Após dez dias de crise, Cármen Lúcia diz que STF está preocupado com a situação

A ministra enfatizou que a democracia não está em questão

Letícia Casado
Brasília

No 10º dia da paralisação dos caminhoneiros, a presidente do STF (Supremo Tribunal Federal), ministra Cármen Lúcia, se pronunciou sobre o assunto e afirmou que a corte está preocupada com a situação do país.

A presidente do STF,  ministra Cármen Lúcia, que se pronunciou sobre a greve dos caminhoneiros
A presidente do STF, ministra Cármen Lúcia, que se pronunciou sobre a greve dos caminhoneiros - Pedro Ladeira - 3.mai.18/Folhapress

“Não poderia deixar de acentuar que esta sessão e a atuação do Supremo Tribunal Federal, no exercício de sua competência de julgar, é cumprida hoje com profunda preocupação, atenção e responsabilidade com o grave momento político, econômico e social experimentado pelos cidadãos brasileiros”, disse a magistrada ao abrir a sessão do tribunal.

Ela enfatizou que “a democracia não está em questão”.

Em meio aos protestos contra o preço do diesel, grupos pediram intervenção militar.

De acordo com Cármen Lúcia, “as dificuldades se resolvem com a aliança dos cidadãos, e a racionalidade, objetividade e trabalho de todas as instituições, de todos os poderes. A democracia não está em questão. Há questões sócio-político-financeiras nas democracias também”.

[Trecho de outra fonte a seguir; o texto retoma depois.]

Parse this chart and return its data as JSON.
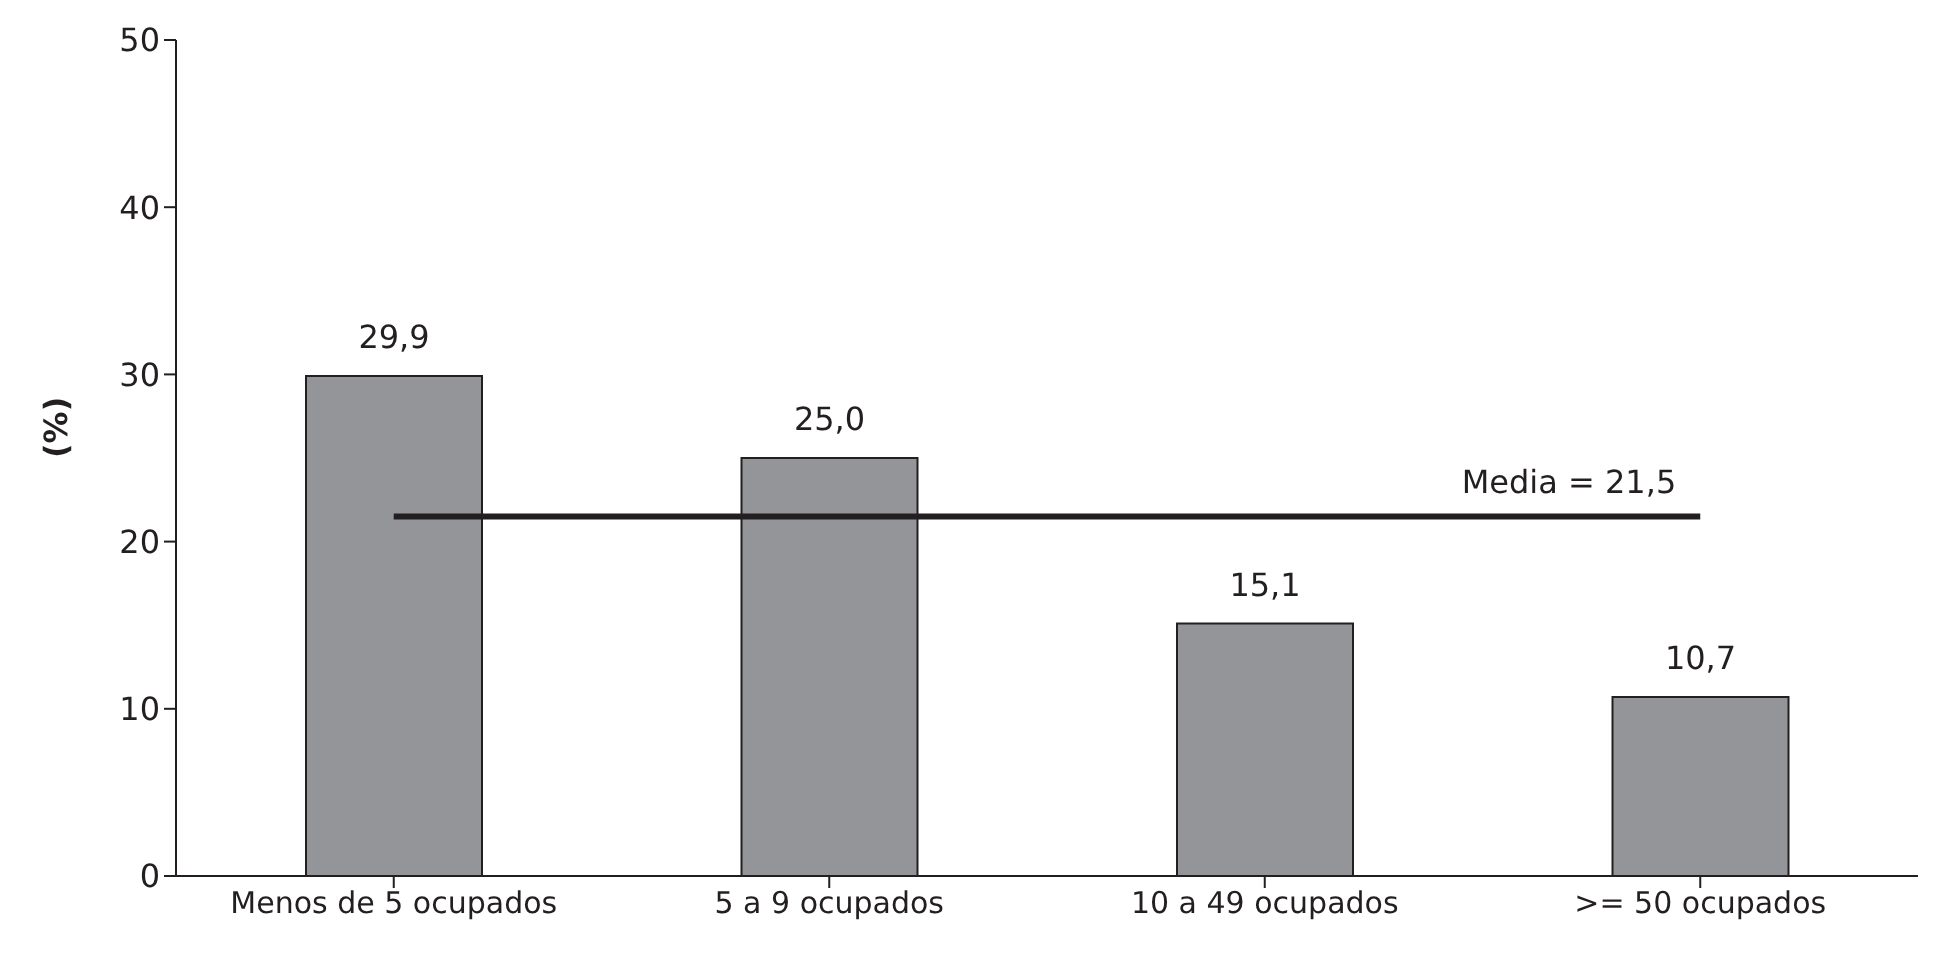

O ministro Alexandre de Moraes concedeu liminar na qual autorizou o uso da força para o desbloqueio de rodovias e impôs multa a quem descumprir decisão.

“Este Supremo Tribunal Federal, órgão de cúpula do Judiciário brasileiro, contando com a responsabilidade e a atuação de cada cidadão, cumprirá o seu dever, como espera que todas as instituições públicas e particulares o façam”, disse Cármen Lúcia em seu discurso.